Screenshot is nowhere near accurate.
Using XP & Vista on an OQO with that same screen resolution resolution paints a very different desktop image. Half the start up items. And the sad part is that you have trouble accessing the functions & buttons of many (most?) softwares titles or at least some of their function & preference windows. Fortunately with the OQO you can hit the magnifier buttons to temporarily zoom out to soft render at 1024*768 when that happens.
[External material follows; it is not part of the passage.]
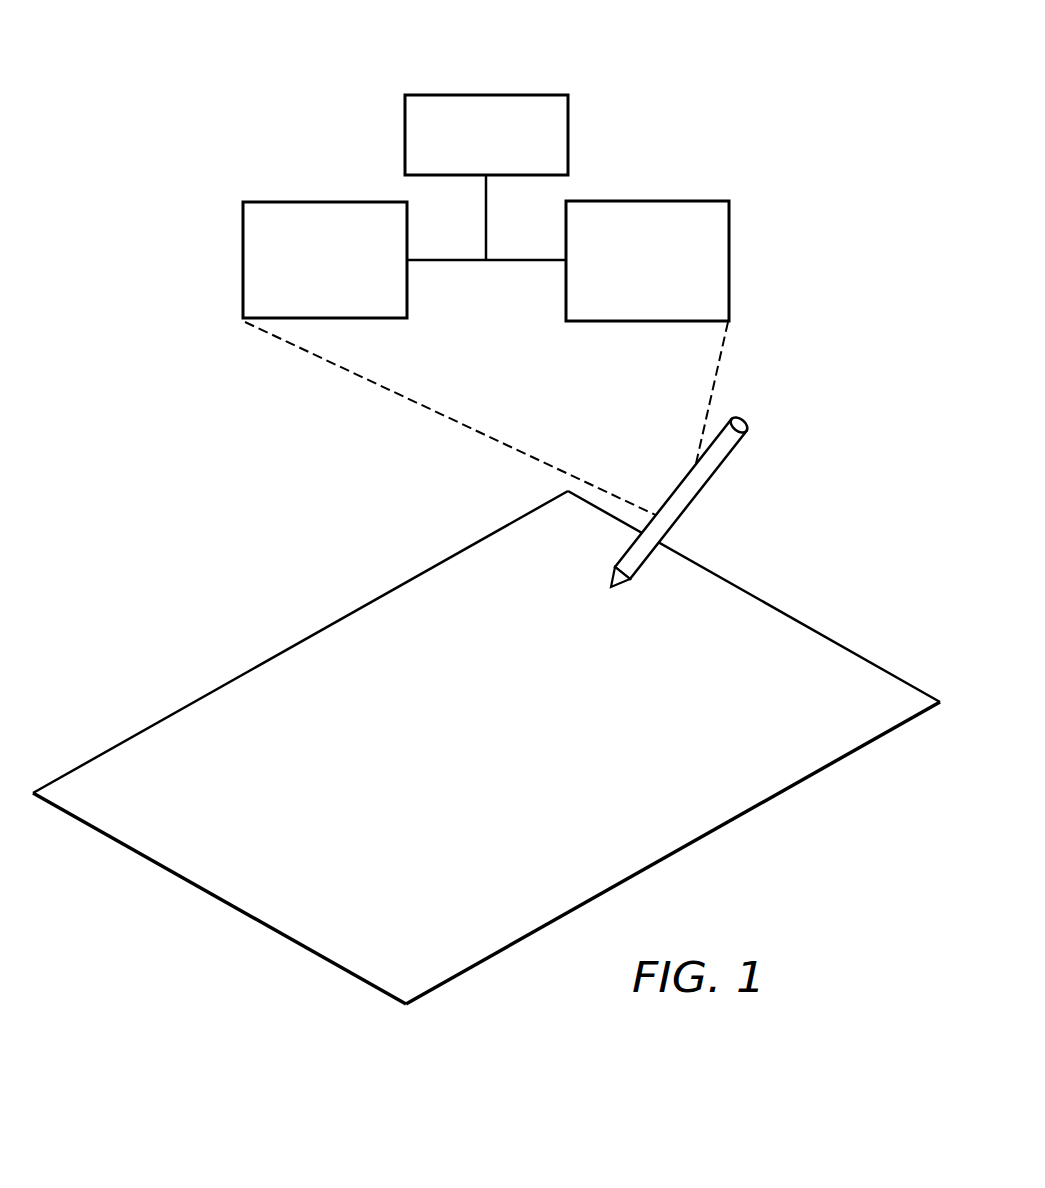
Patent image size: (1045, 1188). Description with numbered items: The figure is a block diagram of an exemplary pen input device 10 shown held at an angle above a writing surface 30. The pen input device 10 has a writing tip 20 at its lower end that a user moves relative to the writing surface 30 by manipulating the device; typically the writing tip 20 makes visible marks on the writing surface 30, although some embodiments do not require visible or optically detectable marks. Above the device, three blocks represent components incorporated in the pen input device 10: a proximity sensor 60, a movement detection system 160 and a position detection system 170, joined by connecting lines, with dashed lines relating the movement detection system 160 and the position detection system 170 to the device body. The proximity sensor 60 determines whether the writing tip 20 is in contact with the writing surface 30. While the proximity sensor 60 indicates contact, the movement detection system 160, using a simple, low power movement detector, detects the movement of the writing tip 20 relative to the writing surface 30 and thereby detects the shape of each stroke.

It sports a 7 INCHITATCHIPANERUMONITA
(Katakana rules!)
I thought that looked familiar! I was looking for a replacement to my aging Shuttle RefleXion HTPC and this little guy caught my eye. $425 all said and one is not too shabby for an SFF mobo, case, power and 7" WXGA touch screen. The integrated GMA 3100 shouldn't be all that bad short of more hardcore 3D gaming, though unfortunately, they left no capability for video upgrades. But yeah, that 100W PS has gotta go if it's not up to snuff. Then again, having only to add CPU, memory, HD and optical, it might have more than enough juice to go around.
Celeron? ahahahahahahahahahaah
Shuttle should worry less about integrating touchscreens into their cases, and instead focus on making a gamer-centric MicroATX form factor that can accomodate both the size and power requirements of a Radeon HD4870 X2. I wonder what's taking them so long.
So, 7" 800x480 screen, somewhat unwieldy formfactor vs. MIDs... Why is this not a yet-another-horrible-netbook story, engadget? I want my netbook coverage, and you'd better give it to me!!!
(Honestly, that would have been a really funny take on this, I'd think. That or KIRF: the world's bulkiest iPhone knock-off...)
Reminds me of those old honkin' CCTV monitors back in the days.